For most people, age is the enemy. For a sportswriter, though, it can be a best friend, or at least a lifeline in a time of need. If we’re looking for a reliably crowd-pleasing column topic, the touching travails of a former champion in decline is a hard one to beat. Everyone knows what it feels like not to be what we once were, right?
Roger Federer, former and current tennis champion, knows this genre of column all too well. He’s been the subject of dozens of them since he turned 30 and stopped gathering up Grand Slam titles by the truck full. When Federer said in January that he hoped to play for two or three more years, part of me cringed at the thought of how many wistful essays with titles like “A Melancholy Meditation on Federer and the Inevitability of Aging” we were going to have to read—and that I was probably going to end up writing.

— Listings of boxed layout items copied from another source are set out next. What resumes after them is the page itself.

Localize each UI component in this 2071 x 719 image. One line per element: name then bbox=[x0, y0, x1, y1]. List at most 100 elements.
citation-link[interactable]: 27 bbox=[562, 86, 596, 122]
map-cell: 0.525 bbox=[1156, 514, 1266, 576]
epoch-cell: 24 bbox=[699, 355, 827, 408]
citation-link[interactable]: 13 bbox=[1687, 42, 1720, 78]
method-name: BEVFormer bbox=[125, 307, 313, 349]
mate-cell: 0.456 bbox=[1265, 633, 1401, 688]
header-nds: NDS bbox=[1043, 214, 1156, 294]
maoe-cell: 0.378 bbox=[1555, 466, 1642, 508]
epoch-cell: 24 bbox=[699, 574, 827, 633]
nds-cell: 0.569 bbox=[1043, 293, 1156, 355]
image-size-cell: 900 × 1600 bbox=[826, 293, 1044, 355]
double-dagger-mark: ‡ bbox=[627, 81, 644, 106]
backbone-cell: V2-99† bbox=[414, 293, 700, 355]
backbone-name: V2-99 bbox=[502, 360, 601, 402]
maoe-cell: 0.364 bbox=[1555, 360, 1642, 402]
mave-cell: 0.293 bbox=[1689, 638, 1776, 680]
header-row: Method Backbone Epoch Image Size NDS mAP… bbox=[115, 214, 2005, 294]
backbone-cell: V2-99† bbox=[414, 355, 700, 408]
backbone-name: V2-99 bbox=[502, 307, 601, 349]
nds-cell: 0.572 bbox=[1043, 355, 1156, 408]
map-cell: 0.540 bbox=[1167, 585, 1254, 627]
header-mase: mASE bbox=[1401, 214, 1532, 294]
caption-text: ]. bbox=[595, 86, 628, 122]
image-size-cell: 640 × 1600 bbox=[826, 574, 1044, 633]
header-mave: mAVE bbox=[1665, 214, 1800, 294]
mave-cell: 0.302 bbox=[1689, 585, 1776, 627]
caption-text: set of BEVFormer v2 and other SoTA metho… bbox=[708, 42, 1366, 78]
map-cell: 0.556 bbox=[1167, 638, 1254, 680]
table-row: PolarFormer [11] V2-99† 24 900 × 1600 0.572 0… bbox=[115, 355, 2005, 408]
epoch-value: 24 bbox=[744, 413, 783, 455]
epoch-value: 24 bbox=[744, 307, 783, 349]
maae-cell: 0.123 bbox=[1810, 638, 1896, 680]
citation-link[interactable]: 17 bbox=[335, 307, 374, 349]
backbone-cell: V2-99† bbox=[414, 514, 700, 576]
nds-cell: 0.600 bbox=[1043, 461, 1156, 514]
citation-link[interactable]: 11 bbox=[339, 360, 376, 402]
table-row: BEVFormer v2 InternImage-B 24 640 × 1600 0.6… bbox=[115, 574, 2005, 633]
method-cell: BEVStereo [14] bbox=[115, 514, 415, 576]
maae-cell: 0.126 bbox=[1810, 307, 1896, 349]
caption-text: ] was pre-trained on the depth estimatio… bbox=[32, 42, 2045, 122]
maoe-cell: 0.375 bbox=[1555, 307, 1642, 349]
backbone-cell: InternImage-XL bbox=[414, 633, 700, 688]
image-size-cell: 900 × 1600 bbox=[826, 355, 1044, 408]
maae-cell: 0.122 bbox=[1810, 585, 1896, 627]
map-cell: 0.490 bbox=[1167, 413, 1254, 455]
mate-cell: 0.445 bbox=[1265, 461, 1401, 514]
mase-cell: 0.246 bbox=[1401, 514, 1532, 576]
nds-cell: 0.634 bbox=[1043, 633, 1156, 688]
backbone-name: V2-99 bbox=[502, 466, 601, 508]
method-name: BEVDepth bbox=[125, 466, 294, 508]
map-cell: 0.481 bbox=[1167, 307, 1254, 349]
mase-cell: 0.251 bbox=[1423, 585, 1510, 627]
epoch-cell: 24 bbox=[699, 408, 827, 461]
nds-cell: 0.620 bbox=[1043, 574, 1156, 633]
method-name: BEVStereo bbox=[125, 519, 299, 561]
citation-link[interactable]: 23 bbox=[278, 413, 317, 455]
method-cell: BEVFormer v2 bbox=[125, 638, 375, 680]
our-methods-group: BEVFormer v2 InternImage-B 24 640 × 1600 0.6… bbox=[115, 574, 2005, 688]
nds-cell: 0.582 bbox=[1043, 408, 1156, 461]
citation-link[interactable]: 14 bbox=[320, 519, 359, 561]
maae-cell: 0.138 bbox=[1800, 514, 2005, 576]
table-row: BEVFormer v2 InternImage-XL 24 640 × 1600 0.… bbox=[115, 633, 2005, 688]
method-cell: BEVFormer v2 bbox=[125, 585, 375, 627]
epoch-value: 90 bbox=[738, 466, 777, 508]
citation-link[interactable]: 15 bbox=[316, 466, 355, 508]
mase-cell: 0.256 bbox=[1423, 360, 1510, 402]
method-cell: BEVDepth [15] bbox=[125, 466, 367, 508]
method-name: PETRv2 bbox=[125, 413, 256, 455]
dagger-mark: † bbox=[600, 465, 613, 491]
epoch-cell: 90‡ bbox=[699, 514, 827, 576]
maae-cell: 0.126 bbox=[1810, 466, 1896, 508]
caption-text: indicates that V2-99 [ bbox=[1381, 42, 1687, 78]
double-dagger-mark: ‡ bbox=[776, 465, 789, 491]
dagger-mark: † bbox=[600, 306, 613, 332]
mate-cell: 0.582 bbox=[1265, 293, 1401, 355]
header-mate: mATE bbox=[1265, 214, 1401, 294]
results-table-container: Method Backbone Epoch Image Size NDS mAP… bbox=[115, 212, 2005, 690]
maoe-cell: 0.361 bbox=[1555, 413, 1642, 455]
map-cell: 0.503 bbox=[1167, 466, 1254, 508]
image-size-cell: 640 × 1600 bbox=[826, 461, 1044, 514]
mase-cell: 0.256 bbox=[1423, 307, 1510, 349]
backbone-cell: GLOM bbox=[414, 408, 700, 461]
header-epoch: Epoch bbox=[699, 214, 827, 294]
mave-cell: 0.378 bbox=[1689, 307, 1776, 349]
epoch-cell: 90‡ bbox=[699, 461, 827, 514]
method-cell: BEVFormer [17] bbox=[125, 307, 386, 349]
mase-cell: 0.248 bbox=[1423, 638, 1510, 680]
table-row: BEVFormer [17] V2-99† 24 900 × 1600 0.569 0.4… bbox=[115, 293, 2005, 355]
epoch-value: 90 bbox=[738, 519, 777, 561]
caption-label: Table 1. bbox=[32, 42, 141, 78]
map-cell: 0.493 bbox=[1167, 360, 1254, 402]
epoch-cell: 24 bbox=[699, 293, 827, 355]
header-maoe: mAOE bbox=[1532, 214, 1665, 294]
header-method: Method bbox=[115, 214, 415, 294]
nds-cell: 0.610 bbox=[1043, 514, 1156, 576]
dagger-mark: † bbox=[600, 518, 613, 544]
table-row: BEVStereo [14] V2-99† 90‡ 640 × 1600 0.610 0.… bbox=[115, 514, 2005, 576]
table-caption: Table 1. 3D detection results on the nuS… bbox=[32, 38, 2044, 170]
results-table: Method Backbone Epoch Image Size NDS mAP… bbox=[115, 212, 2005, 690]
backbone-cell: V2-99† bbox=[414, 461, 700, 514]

Two months later, it’s hard to imagine a less relevant topic in tennis. Federer, like a thoroughbred who has been stabled for too long, has broken out of the gates so quickly in 2017 that he has left all talk of age, decline and melancholy behind. When he won the Australian Open in January, there was the requisite amazement that he had done it as a 35-year-old; no player that old had won one in 45 years. But this weekend, as Federer romped his way through the Indian Wells draw with the springy daring of a man in his prime, there was little mention of his age. Over the course of the tournament, there were few references to the number 35, and I can’t recall hearing the obligatory exclamation “vintage Federer!” even once.